Another interesting use of pw.iterate is computing shortest paths in a graph. In this example, you are going to find the shortest paths from one vertex to all accessible vertices in a graph. To demonstrate the ability of pw.iterate to work on tables with changing sets of rows, the initial answer only contains one vertex - a starting point. It grows when paths to new vertices are found. The graph is finite so the set of vertices finally stops growing and the distances finally stop updating so the iteration can finish.
To find the shortest paths, the Bellman-Ford algorithm is used. The example graph does not contain negative cycles. If it did, the iteration would not stop. To solve the problem, you could limit the number of iterations to #vertices-1 and check if one more step does any updates to the distances. If it does, it means that there is a negative cycle in the graph.
Let's define the graph. In contrast to the connected components example, this time the edges are directed. They are directed from a to b.
vertices = pw.debug.table_from_markdown(
"""
a | dist
1 | 0
""",
id_from=["a"],
)
edges = pw.debug.table_from_markdown(
"""
a | b | weight
1 | 2 | 2
2 | 3 | 3
3 | 2 | 2
1 | 3 | 10
2 | 5 | 5
3 | 4 | 3
4 | 5 | -2
5 | 3 | 1
4 | 8 | 4
4 | 1 | -4
6 | 7 | 2
7 | 6 | 3
"""
)
edges = pw.Table.concat_reindex(
edges, vertices.select(a=pw.this.a, b=pw.this.a, weight=0)
)
To make the updates easier, self-loops with weight zero are added.

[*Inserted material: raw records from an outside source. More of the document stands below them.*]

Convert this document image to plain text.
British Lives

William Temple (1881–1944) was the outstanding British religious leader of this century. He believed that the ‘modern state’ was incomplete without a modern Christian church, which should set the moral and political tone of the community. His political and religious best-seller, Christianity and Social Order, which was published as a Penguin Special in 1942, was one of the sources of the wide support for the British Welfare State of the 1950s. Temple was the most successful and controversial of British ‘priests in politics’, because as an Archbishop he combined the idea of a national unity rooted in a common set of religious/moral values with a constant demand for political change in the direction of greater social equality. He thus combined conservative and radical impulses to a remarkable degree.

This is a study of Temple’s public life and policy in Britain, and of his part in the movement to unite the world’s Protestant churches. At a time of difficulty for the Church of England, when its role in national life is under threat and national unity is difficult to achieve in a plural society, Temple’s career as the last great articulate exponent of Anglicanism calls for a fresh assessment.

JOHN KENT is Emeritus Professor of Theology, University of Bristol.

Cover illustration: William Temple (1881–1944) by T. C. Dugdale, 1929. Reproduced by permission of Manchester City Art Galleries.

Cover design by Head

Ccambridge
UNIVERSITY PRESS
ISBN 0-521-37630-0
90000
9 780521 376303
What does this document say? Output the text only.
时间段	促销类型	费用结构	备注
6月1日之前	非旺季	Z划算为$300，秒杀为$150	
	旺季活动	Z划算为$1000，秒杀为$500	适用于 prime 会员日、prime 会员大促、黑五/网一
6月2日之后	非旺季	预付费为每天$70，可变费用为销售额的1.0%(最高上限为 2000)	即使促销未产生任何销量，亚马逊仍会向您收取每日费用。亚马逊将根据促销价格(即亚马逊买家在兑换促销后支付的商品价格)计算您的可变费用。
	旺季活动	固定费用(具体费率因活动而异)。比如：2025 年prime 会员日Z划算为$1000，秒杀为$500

Thanks to them, there is no need to compare distances computed in the previous and the current iteration (the only vertex that would need them is the starting vertex).
In a single iteration step, for each vertex, the length of paths via each of its neighbors is computed and the smallest one is chosen. Computing path length from the starting point via each neighbor is done using a join and taking the minimal length is done by a groupby, reduce pair.
def bellman_ford(vertices: pw.Table, edges: pw.Table) -> pw.Table:
edges_with_dist = edges.join(vertices, edges.a == vertices.a).select(
a=edges.b, dist=edges.weight + vertices.dist
)
vertices_updated = edges_with_dist.groupby(pw.this.a).reduce(
pw.this.a, dist=pw.reducers.min(pw.this.dist)
)
# vertices_updated.debug("vertices")
return vertices_updated
Now you can use the bellman_ford in iterate. Note the pw.iterate_universe wrapper for the vertices table. It is needed to tell pw.iterate that the vertices table changes its set of IDs.
res = pw.iterate(bellman_ford, vertices=pw.iterate_universe(vertices), edges=edges)
pw.debug.compute_and_print(res)
As in the previous examples, you can uncomment vertices_updated.debug("vertices") to see the flow of data inside iteration. Also, note that the final result does not contain distances to vertices $6$ and $7$. It is caused by the fact that the initial set only contains the starting vertex and only the accessible (in the same connected component) vertices are added to it. Vertices $6$ and $7$ form a separate connected component.
If you wish, you can try simulating changes in the graph over time by adding __time__ and __diff__ columns to pw.debug.table_from_markdown. Then you can see the changes of the result over time by using pw.debug.compute_and_print_update_stream(res) instead of pw.debug.compute_and_print(res). If you have problems, see how it was implemented for the connected components above.
In this tutorial, you have learned how the iteration works in Pathway and what are its applications. It can be useful in problems you encounter as well!